Additionally, the event holds King Kat Kids Fishing Rodeos in conjunction with all tournaments to encourage America’s youth to actively participate in the preservation of lakes, the sport of fishing, and the pursuit of their educational goals. It also teaches important lessons about catch-and-release, and about taking care of fish in order to have live weigh-ins.
Sports Destination Management: The King Kat Tournament Trail is really well established. How old is it?
Darrell Van Vactor: We started in 2003 and we’ve been growing since then.
SDM: What is the participation like?
Van Vactor: We have an average of 110 anglers per event and we run somewhere between 20-22 tournaments per year.
Editor’s note: A full calendar of King Kat’s 2020 events can be found here.
SDM: How does King Kat decide upon tournament sites?
Van Vactor: We first look at the viability of the population of catfish in a specific body of water. Then, we contact the powers there, such as the Department of Natural Resources, and let them know we are looking at the possibility of bringing an event to that area. At that point, they might give us their guidelines for events – but they might also tell us the population is in distress which would not make it a good place to host. In that case, we might decline to continue because we don’t want to put extra pressure on their natural resource.
We also have to look at how we’re going to be perceived when we come into a community. If we bring in our guys and they catch all their big fish, the local anglers might be thinking, “Well, they’re coming in here and catching everything we’ve been fishing for all year.” Our events are strictly live release – we simply won’t weigh a dead fish – so our anglers are super-good at taking care of their fish and putting them back in the water. But you definitely need to be aware of that perception. You don’t want to hold a tournament and have people thinking you’re there to hurt their resources. Our tournaments are open to the local anglers, not just the pros and we want everyone to know that. We are very careful about what people think.
We’re also looking at all the things every tournament looks for – boat ramps, motel accommodations in the area, access to restaurants, amenities in the area. There are also some people who will travel in mobile homes, so we look for RV parks near the tournament site.
SDM: Bass fishing obviously enjoys a high profile. What is the participation like in catfish tournaments?

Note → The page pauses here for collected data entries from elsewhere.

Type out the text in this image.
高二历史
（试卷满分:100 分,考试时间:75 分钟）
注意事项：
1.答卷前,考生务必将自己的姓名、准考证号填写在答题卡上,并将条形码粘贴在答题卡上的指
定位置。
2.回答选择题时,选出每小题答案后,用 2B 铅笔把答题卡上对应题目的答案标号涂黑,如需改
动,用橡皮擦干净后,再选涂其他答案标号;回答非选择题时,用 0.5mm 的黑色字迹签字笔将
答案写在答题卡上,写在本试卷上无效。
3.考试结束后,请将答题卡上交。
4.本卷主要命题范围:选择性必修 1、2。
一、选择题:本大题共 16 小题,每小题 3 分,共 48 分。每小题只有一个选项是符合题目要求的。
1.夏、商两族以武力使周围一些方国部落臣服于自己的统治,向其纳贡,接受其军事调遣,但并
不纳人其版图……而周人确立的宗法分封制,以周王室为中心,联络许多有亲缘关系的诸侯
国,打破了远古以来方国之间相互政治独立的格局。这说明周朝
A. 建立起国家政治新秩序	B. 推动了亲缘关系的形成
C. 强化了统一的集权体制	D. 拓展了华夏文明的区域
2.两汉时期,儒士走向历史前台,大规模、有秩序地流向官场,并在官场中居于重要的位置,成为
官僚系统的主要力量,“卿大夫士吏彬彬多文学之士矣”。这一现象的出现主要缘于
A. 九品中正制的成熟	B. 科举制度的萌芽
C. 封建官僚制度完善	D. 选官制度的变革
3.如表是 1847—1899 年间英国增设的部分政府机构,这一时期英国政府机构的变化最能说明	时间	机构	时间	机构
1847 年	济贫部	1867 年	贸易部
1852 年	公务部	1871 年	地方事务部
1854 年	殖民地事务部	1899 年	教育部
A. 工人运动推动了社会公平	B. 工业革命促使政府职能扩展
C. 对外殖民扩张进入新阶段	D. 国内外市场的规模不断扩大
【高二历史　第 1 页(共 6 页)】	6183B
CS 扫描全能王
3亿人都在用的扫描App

Van Vactor: It’s one of the two markets nationally that are showing an increase. When we look at the U.S. Fish and Wildlife report that is done every five years, we see that from the past three consecutive surveys, angling for catfish has shown an increase of over a million anglers. The panfish market is another market that is showing an increase, by the way.
SDM: What is the economic impact of a catfish tournament?
Van Vactor: For our one-day events, which run Saturday only, we’re taking into consideration the fact that all 45 two-person teams, meaning 90 anglers, will make 1.4 trips to practice in an area prior to the tournament, adding up to $35,984 when you include their meals, hotel stays and so on. When you add that to the tournament weekend as a whole, it comes to $51,850. Now, our main tournament each year is the annual Classic, which is a four-day event, and once you’ve added up the economic impact of practicing, you get $150,546.75.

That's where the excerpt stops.